# Max power

Discussion in 'Homework Help' started by boks, Nov 2, 2008.

1. ### boks Thread Starter Active Member

Oct 10, 2008
218
0

L last = 1.0 H
R last = 100 Ohm
R = 10 Ohm
V rms, s = 100/sqrt(2) V
f = 400 Hz

What component should be placed between A and B to maximize the effect in R last and L last (last = load)? What's the maximum effect in R last?

We have maximum power when Z circuit = Z load. R load is the real part of Z load.
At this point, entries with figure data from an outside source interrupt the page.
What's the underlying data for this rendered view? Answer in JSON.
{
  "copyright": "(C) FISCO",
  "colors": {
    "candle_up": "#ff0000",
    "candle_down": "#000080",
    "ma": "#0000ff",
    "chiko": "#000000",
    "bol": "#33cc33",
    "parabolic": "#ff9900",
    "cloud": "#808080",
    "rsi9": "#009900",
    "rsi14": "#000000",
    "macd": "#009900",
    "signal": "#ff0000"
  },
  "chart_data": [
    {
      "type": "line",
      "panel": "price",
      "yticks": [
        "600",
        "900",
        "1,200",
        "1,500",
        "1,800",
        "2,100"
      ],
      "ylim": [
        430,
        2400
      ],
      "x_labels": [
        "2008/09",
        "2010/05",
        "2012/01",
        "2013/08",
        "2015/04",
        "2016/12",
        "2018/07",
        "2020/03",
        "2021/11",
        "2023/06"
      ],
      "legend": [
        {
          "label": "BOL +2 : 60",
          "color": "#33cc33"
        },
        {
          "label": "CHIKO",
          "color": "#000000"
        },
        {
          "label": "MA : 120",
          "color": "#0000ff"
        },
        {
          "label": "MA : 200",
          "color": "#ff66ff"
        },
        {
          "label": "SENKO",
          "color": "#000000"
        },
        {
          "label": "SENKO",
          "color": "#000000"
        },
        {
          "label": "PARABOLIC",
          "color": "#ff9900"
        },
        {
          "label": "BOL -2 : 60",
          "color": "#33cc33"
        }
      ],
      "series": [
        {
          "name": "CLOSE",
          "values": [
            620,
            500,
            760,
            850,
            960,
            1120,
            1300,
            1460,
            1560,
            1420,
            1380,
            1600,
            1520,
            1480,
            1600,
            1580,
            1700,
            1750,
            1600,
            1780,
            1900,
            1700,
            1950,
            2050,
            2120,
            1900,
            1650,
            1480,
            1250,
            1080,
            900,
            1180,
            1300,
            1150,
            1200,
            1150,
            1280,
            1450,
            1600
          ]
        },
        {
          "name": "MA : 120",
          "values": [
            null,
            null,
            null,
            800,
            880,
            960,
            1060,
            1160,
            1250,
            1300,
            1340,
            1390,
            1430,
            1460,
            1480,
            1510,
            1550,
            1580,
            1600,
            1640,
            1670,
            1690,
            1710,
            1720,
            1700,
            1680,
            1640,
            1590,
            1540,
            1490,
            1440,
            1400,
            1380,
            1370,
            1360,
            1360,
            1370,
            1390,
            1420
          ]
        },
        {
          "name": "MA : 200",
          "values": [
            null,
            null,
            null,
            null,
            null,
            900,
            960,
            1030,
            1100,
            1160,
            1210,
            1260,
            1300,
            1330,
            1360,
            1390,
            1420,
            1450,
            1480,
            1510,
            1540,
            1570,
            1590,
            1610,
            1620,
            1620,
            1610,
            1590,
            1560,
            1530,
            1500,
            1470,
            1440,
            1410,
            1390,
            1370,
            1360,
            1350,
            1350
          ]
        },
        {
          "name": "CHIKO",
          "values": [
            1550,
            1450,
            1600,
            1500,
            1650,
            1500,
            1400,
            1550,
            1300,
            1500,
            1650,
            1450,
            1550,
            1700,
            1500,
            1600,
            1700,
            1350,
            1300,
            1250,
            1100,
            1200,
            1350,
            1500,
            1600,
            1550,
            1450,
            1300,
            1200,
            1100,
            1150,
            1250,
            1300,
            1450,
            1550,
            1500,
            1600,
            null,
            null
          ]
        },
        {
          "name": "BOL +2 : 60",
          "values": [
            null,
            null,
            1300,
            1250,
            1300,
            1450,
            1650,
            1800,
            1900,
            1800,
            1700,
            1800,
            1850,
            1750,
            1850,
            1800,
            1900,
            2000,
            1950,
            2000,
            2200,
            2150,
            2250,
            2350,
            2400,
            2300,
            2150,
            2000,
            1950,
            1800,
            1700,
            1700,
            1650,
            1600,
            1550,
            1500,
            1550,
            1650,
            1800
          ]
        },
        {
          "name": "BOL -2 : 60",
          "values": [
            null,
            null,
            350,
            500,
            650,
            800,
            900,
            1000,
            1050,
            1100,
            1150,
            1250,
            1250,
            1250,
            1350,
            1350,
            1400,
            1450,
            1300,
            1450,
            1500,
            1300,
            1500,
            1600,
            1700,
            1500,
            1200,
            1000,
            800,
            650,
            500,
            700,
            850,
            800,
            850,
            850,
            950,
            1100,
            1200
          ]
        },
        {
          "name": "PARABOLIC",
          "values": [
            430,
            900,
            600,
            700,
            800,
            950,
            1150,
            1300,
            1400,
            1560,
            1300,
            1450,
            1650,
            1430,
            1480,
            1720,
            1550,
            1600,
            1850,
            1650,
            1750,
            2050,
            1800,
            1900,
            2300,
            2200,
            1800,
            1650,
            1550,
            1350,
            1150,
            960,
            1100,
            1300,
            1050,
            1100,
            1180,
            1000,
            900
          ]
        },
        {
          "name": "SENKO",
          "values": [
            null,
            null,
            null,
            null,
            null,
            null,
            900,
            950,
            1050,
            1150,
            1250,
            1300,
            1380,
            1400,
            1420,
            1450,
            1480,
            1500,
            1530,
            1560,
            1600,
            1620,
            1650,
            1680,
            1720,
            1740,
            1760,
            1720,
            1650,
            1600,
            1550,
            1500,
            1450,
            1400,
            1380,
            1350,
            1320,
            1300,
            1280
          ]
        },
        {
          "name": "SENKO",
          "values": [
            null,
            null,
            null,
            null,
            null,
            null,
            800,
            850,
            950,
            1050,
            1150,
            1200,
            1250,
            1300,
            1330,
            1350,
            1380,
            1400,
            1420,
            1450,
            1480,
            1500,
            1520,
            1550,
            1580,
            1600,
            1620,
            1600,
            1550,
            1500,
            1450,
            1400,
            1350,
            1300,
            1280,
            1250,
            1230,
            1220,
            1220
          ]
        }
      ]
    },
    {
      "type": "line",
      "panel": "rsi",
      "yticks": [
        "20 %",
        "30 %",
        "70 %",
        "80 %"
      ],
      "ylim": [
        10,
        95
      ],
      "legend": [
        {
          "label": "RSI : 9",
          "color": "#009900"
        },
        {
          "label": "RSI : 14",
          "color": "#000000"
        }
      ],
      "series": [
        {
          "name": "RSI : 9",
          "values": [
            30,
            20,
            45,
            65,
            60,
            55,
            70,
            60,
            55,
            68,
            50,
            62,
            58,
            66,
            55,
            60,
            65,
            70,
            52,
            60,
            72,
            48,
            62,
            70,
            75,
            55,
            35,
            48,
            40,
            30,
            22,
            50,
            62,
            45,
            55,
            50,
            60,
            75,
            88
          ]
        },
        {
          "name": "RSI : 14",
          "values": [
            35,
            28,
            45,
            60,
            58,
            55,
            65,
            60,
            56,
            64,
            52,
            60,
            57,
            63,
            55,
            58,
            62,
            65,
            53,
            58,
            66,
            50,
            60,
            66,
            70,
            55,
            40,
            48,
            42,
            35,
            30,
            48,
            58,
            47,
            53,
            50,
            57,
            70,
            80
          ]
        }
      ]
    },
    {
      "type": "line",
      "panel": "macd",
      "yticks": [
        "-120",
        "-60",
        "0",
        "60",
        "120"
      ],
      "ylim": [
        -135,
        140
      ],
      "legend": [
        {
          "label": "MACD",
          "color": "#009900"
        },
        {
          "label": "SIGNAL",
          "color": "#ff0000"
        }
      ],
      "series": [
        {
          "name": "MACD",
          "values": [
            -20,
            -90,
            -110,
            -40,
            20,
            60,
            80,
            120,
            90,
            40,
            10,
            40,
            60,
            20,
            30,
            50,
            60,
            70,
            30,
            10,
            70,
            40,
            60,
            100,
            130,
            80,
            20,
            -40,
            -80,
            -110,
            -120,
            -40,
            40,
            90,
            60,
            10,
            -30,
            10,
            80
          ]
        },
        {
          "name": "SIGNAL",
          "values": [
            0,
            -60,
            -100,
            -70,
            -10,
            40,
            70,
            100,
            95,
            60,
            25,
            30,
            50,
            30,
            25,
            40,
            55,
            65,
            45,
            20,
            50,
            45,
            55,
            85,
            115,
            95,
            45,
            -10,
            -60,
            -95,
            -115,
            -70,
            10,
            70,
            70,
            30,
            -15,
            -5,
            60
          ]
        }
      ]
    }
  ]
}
I can't see how to make Z circuit = Z load when R load is different from R...

2. ### mik3 Senior Member

Feb 4, 2008
4,846
63
Z=a+jb

where

a=resistance
b=reactance, in this case is inductive reactance

Zcircuit=(R+a)+jb until now
and

for these two impedances to be equal

(R+a)=100 and b=XL

Thus you have to place a 90 ohm resistor in series with a 1H inductor to have maximum power on the load.

3. ### vvkannan Active Member

Aug 9, 2008
138
11
But should not the source and load impedences be complex conjugates for the power to be maximum?

4. ### mik3 Senior Member

Feb 4, 2008
4,846
63
If the inductor was not there, then to have maximum power on Rload, you should place a short circuit across A and B. However, you have an inductor and you want to eliminate the voltage the voltage drop across it to have maximum power transfer on Rload. To do it you need to connect a capacitor across A and B with the same reactance as the inductor at 400 Hz. Thus, you are partially right Vvkannan and i apologise to Boks for this mistake, sometimes you cant see the right solution from the first time!!